Intel and Micron Technology are starting production of new, faster type of memory chip, which they say will change how computers access large amounts of data.

3D XPoint technology is the first new mainstream memory chip to come to market in 25 years, the companies said in a statement Tuesday. The chipmakers will send samples of the product, which was described as being 1,000 times faster than chips currently in use, to potential customers later this year.

The new memory is aimed at making it faster for computers to access and work with the enormous amount of data created by an increasing number of devices connected to one another and to the Internet. It will also help to improve data-intensive tasks such as real-time tracking of diseases and immersive realistic gaming, the companies said. Existing types of memory are either too expensive or aren’t fast enough for such tasks.

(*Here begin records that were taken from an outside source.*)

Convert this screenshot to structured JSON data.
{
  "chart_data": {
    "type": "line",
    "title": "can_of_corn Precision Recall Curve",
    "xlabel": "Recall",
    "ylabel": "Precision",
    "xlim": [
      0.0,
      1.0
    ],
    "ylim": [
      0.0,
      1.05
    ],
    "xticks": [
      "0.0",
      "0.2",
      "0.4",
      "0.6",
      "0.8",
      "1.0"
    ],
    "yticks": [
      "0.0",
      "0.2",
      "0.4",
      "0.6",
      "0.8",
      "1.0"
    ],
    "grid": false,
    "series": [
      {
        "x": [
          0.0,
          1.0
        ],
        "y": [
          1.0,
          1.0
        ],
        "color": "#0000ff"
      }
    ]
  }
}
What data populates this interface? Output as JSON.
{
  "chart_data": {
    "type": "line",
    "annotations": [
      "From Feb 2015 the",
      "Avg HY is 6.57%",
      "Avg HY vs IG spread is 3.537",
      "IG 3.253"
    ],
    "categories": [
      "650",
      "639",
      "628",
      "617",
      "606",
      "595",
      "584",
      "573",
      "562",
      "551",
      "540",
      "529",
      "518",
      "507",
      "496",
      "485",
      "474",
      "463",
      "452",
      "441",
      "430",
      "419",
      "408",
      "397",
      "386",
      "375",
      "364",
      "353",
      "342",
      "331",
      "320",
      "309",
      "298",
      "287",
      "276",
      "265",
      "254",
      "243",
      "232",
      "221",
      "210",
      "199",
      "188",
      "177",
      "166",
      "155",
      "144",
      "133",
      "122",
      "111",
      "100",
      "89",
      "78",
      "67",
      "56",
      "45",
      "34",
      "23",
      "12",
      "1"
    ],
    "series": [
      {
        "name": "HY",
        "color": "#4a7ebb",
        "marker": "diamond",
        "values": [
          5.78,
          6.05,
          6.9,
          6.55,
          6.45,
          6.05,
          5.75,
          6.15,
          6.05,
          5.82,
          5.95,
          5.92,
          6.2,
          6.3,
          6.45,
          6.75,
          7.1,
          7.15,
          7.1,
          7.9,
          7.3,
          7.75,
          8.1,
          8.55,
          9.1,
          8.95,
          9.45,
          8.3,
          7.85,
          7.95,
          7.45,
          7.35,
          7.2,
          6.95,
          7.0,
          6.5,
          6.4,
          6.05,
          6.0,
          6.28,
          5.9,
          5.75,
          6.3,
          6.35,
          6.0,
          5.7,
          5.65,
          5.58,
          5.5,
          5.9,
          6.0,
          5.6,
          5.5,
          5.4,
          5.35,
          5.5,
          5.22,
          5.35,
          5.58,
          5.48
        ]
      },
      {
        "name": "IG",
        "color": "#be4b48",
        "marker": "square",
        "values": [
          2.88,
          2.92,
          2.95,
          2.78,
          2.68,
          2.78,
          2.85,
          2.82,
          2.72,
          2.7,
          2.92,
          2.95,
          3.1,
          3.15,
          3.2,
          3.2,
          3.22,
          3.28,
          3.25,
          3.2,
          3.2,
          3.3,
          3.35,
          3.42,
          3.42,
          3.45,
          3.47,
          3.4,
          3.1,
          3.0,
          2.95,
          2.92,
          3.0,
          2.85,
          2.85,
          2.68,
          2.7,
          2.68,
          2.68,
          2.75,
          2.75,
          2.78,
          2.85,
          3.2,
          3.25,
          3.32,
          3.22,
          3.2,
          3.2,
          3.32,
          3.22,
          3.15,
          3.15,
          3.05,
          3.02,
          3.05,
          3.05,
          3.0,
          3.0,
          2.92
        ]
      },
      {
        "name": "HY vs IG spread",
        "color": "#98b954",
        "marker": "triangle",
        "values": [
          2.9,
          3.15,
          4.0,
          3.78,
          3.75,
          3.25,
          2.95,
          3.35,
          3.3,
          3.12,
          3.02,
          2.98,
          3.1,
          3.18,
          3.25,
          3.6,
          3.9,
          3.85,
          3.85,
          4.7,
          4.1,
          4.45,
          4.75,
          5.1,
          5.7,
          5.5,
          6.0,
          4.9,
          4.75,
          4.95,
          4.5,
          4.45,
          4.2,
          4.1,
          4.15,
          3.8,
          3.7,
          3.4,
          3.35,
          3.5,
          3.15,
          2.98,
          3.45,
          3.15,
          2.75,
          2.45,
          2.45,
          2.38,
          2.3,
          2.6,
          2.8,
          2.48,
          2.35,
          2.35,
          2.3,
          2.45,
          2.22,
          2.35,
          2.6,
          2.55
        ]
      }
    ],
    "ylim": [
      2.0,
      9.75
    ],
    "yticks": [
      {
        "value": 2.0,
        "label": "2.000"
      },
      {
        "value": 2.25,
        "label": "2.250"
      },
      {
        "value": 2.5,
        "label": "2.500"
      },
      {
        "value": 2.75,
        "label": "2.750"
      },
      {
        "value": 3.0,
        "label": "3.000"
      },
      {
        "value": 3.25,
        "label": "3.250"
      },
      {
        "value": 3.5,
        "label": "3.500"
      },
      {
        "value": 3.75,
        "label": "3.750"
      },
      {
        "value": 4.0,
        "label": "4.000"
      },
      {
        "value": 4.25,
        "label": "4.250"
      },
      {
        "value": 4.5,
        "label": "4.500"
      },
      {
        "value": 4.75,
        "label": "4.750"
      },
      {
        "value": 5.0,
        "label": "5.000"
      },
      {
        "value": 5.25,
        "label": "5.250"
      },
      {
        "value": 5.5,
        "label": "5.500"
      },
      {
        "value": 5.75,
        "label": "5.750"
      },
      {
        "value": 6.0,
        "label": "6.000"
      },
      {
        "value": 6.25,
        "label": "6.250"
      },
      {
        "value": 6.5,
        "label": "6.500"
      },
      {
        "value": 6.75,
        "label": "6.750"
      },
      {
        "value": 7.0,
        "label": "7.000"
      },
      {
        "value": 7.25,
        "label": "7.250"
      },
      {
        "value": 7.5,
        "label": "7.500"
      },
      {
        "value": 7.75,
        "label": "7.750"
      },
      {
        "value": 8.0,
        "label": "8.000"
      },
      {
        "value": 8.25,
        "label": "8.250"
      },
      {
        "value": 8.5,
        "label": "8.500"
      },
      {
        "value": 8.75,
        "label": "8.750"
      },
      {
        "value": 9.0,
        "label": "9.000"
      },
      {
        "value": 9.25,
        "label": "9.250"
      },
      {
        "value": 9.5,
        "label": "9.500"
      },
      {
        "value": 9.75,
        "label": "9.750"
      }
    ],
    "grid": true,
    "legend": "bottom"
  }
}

“One of the most significant hurdles in modern computing is the time it takes the processor to reach data on long-term storage,” Mark Adams, Micron’s president, said in the statement. “This new class of non-volatile memory is a revolutionary technology that allows for quick access to enormous data sets and enables entirely new applications.”

The new technology is initially most likely to be used by operators of large data centers such as Google Inc. and Facebook Inc. to help boost performance of their servers, said Martin Reynolds, an analyst for Gartner.

“This to them has got to be a fabulous opportunity because they can significantly increase the amount of memory they have in their servers,” he said. “That’s kind of a new market. You could see some new growth to come out of this.”

While Intel and Micron didn’t give details of the materials they’ve used for 3D XPoint, the new memory uses a different structure that’s not based on transistors, the building blocks of integrated circuits for more than four decades. Production will begin at Micron’s Lehi, Utah, plant next year.

Micron and Intel already have a joint venture that produces flash memory used to store data in mobile devices and increasingly also in computers. Micron also makes computer memory - chips that act as the short-term memory of phones and personal computers - competing with South Korea’s Samsung Electronics and SK Hynix.

Intel shares rose 2.2 percent to $28.96 at the close of trading in New York. Micron gained 9 percent to $19.75.